For the past month or so, I have been working to recover a corrupted Mongodump archive that was provided to us when we switched cloud providers. Unfortunately, the original database no longer exists, so recovering this archive is the only way to get the data back. I originally posted in Mongorestore fails with error: `Failed: corruption found in archive; 858927154 is neither a valid bson length nor a archive terminator` - #18 by Southpaw_1496 , but the topic was closed due to inactivity. This is a summary of the progress that was made:

We first found that the error was caused by log messages being streamed to stdin along with the dump data and therefore being recorded as part of the dump file. Removing those messages didn’t initially work, but it did change the error, and Chris (who was helping in the thread) found that there was corruption elsewhere in the file, not just the log messages. He created a shell script to try and eliminate these errors, as well as a python script that was designed to find corrupted parts of a dump file.

Since the topic was closed due to inactivity, I tried running the shell script. Restoring once again fails with the “Corruption found in archive” error, but with a slightly different value. The 32-bit integer it complained about (962801664) is equivalent to the hex 00 30 63 39 which encodes to 0c9, part of an ID in the database near the end of the file. The surrounding data is

5F 69 64 00 0D 00 00 00 30 63 39 36 63 30 61 35 37 39 66 36 00 02 6B 65 79

which encodes to

_id
0c96c0a579f6key

Unlike the first error I received where the error is clearly the result of log messages being added to the dump file, the ID and the bytes surrounding it seem to be valid data, so it’s not obvious where the corruption is.

I also tried the python script, but I’m unsure how to interpret its output:

0x10db26c invalid length or type code b'R<\x00\x00\x02_id\x00\r\x00\x00\x00036'

The data at offset 0x10db26c is 52 3C 00 00 02, which encodes to R<. The surrounding data is:

74 69 74 6C 65 00 00 52 3C 00 00 02 5F 69 64

Which encodes to:

titleR<_id

From my limited understanding, the data appears to be valid: There’s 7 bytes between title and _id, just like in all the other (presumably valid) occurrences of the pattern in the file. Possibly the python script is telling me where exactly the corruption is, but I can’t understand what it’s trying to say.

Does anyone have ideas for other things I could try?

All the script is doing is attempting to decode a document. It prints out the location that it errored and the error along with 16B of the document.

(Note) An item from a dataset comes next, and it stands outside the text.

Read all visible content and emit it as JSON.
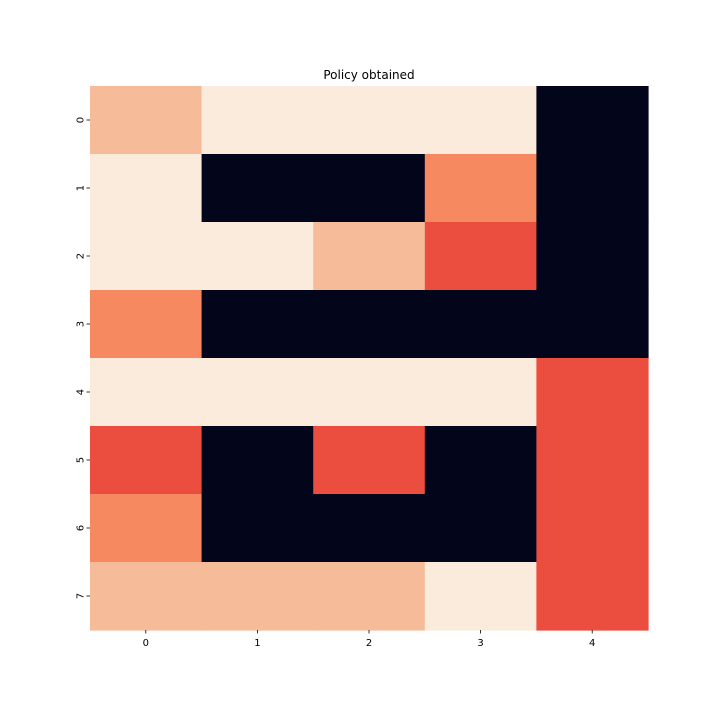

As I mentioned in that topic the corruption could be in the preceding document ( I think this would end up changing this document’s length) or in the document starting at this location(I think that is the case for this document).

The first 16B of this document is:
b'R<\x00\x00\x02_id\x00\r\x00\x00\x00036'
or in hex:
52 3c 00 00 02 5f 69 64 00 0d 00 00 00 30 33 36

52 3c 00 00 is the int32 length of the document: 15442Bytes
02 is specifying type string for the next document.
5f 69 64 00 is the cstring for the e_name(field): _id terminated with 00
Being a string type the next 4B are the int32 length of the string
0d 00 00 00 13Bytes
30 33 36 is the start of the 13B string 036

You’ll have to get familiar with the bson spec and the archive spec. I knew very little about them before I looked into the original post.

I guess I’ll start there then.